Best Practices

Data Collections Development

Accepted Data 

The DDR accepts engineering datasets generated through simulation, hybrid simulation, experimental, and field research methods regarding the impacts of wind, earthquake, and storm surge hazards, as well as debris management, fire, and blast explosions. We also accept social and behavioral sciences (SBE) data encompassing the study of the human dimensions of hazards and disasters. As the field and the expertise of the community evolves we have expanded our focus to include datasets related to COVID-19. Data reports, publications of Jupyter notebooks, code, scripts, lectures, and learning materials are also accepted and can be stored in relation to data publications or as standalone products (See Data Models). 

Accepted and Recommended File Formats 

Due to the diversity of data and instruments used by our community, there are no current restrictions on the file formats users can upload to the DDR. However, for long-term preservation and interoperability purposes, we recommend and promote storing and  publishing data in open formats, and we follow the Library of Congress Recommended Formats

In addition, we suggest that users look into the Data Curation Primers, which "detail a specific subject, disciplinary area or curation task and that can be used as a reference to curate research data." Importantly, the primers include curation practices for documenting data types that while not open or recommended, are very established in the academic fields surrounding Natural Hazards research such as Matlab and Microsoft Excel. 
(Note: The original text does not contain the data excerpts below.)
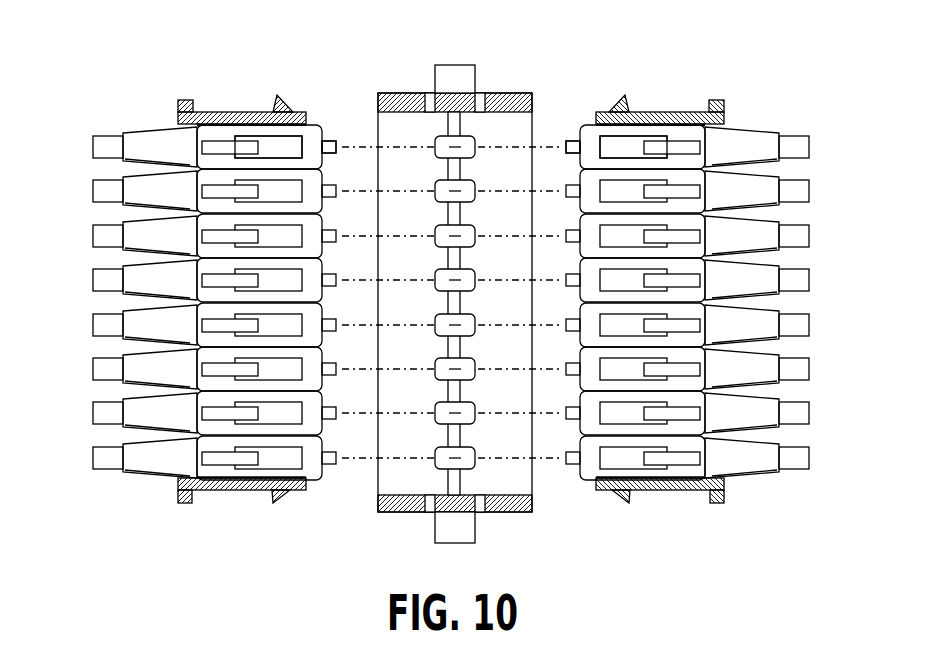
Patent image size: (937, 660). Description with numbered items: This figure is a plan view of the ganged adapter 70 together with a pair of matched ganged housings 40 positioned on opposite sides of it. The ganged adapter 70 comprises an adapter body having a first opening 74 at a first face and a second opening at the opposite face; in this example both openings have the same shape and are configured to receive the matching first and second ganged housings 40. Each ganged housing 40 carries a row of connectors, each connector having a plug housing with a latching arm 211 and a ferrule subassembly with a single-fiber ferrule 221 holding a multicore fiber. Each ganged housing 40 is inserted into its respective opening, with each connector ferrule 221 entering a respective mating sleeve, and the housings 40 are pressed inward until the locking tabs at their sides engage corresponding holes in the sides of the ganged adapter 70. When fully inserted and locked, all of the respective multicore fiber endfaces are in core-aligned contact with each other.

The latching arm 211 is at (290, 156).
The single-fiber ferrule 221 is at (330, 140).
The ganged housing 40 is at (245, 112).
The ganged adapter 70 is at (465, 50).
The first opening 74 is at (495, 140).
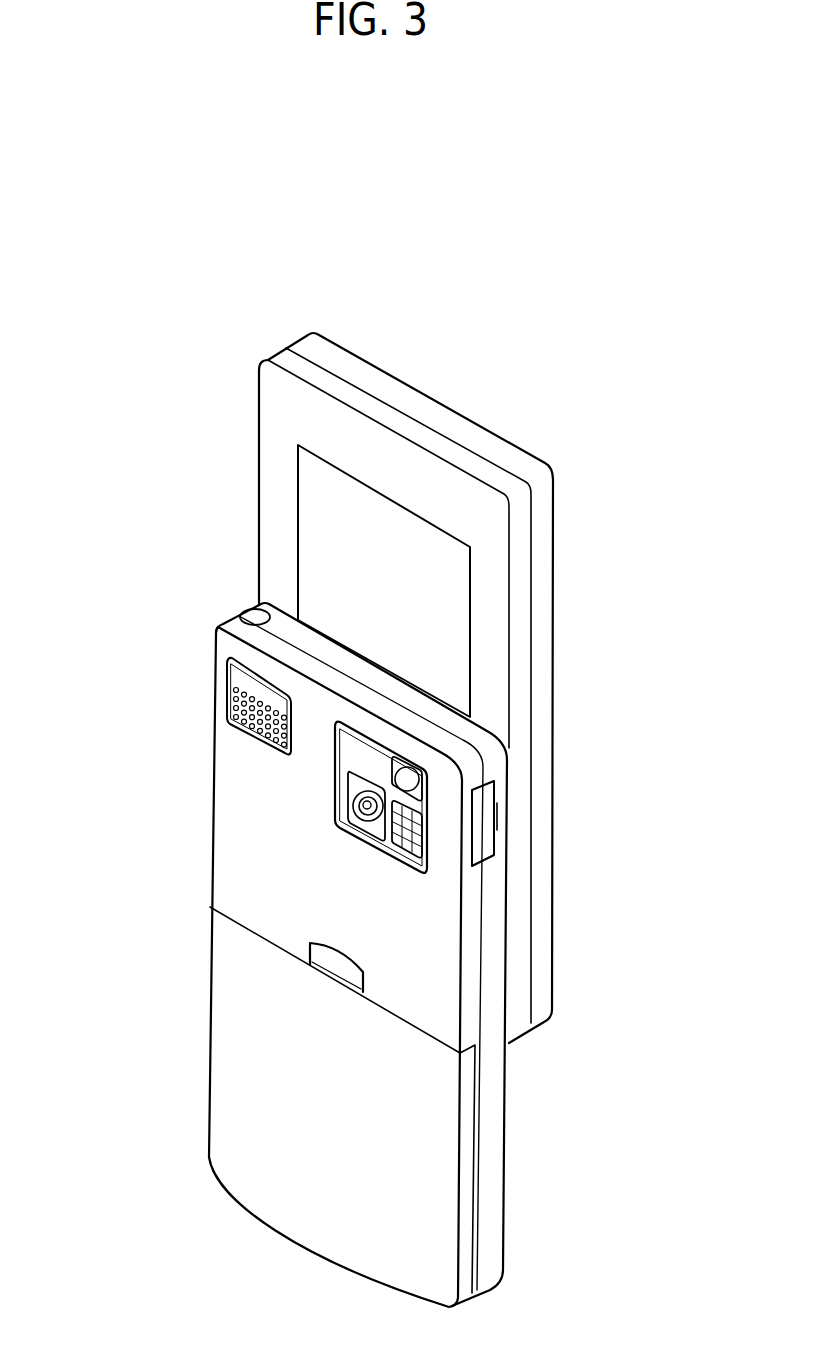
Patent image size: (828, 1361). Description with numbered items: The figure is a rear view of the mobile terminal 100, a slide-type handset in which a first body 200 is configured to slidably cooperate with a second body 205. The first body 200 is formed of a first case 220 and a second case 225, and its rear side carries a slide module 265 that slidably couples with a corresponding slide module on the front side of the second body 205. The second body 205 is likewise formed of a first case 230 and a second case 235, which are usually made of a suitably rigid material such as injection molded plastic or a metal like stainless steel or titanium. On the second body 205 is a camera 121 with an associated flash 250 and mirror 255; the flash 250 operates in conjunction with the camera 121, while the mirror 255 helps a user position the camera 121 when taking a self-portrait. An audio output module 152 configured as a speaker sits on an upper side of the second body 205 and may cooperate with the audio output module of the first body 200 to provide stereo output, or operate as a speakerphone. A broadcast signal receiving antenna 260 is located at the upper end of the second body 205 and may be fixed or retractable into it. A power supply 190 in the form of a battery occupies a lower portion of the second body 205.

The mobile terminal 100 is at (540, 362).
The first body 200 is at (222, 481).
The second body 205 is at (189, 810).
The first case 220 is at (303, 342).
The second case 225 is at (287, 357).
The slide module 265 is at (300, 560).
The broadcast signal receiving antenna 260 is at (247, 611).
The audio output module 152 is at (233, 703).
The flash 250 is at (427, 868).
The camera 121 is at (368, 812).
The mirror 255 is at (407, 780).
The second case 235 is at (470, 1008).
The first case 230 is at (495, 1070).
The power supply 190 is at (227, 1002).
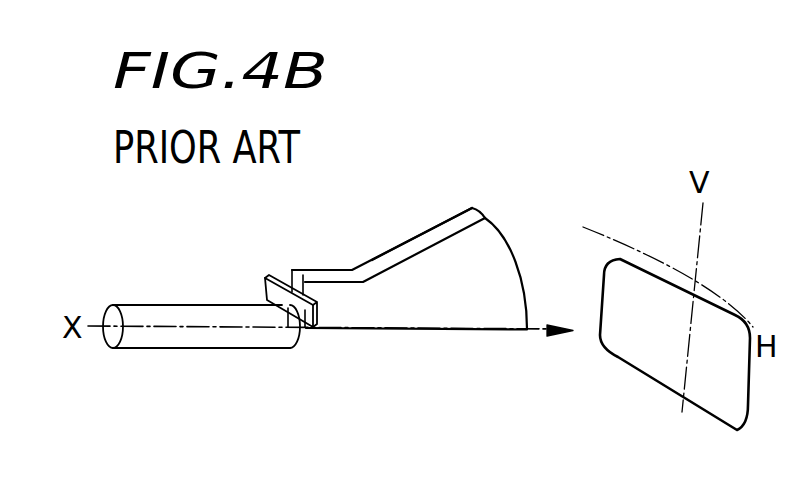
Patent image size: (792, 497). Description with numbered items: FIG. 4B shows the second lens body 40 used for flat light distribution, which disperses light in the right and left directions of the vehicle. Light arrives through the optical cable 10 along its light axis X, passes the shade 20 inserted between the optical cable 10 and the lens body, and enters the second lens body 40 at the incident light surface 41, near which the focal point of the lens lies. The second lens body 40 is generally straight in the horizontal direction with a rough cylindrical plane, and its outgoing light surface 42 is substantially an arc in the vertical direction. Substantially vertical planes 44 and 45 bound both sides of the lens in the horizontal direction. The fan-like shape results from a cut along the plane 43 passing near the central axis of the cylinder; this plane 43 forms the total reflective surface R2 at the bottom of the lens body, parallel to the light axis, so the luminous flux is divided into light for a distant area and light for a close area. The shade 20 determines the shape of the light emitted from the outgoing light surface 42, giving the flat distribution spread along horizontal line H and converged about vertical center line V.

The optical cable 10 is at (178, 335).
The shade 20 is at (260, 288).
The second lens body 40 is at (382, 258).
The incident light surface 41 is at (290, 282).
The outgoing light surface 42 is at (525, 287).
The plane (cut surface) 43 is at (413, 332).
The vertical plane 44 is at (430, 237).
The vertical plane 45 is at (487, 247).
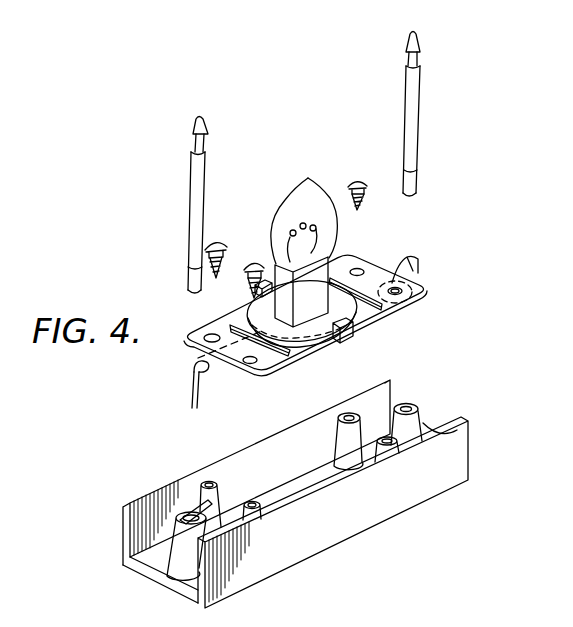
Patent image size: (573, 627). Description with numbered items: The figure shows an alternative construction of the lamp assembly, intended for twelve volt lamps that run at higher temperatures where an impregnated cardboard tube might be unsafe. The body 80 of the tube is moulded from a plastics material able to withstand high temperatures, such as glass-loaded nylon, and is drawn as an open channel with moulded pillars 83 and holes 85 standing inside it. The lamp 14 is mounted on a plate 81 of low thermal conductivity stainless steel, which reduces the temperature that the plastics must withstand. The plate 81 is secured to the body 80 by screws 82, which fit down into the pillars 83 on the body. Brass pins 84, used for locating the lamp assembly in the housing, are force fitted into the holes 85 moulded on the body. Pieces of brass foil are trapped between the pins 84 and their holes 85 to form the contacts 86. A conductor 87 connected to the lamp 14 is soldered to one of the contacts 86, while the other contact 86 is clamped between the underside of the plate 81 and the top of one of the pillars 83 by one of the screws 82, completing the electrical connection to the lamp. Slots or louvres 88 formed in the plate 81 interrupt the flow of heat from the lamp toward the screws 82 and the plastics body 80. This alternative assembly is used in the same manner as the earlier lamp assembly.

The lamp 14 is at (295, 198).
The body 80 is at (450, 468).
The plate 81 is at (428, 286).
The screws 82 is at (252, 262).
The pillars 83 is at (214, 506).
The brass pins 84 is at (200, 176).
The holes 85 is at (183, 516).
The contacts 86 is at (390, 272).
The conductor 87 is at (209, 368).
The slots or louvres 88 is at (385, 318).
Below is an adaptation of the list of recommended formats for data and documentation by Stanford Libraries. For those available, we include a link to the curation primers:

Data Size

Currently we do not pose restrictions on the volume of data users upload to and publish in the DDR. This is meant to accommodate the vast amount of data researchers in the natural hazards community can generate, especially during the course of large-scale research projects. 

However, for data curation and publication purposes users need to consider the sizes of their data for its proper reuse. Publishing large amounts of data requires more curation work (organizing and describing) so that other users can understand the structure and contents of the dataset. In addition, downloading very large projects may require the use of Globus.  We further discuss data selection and quality considerations in the Data Curation section.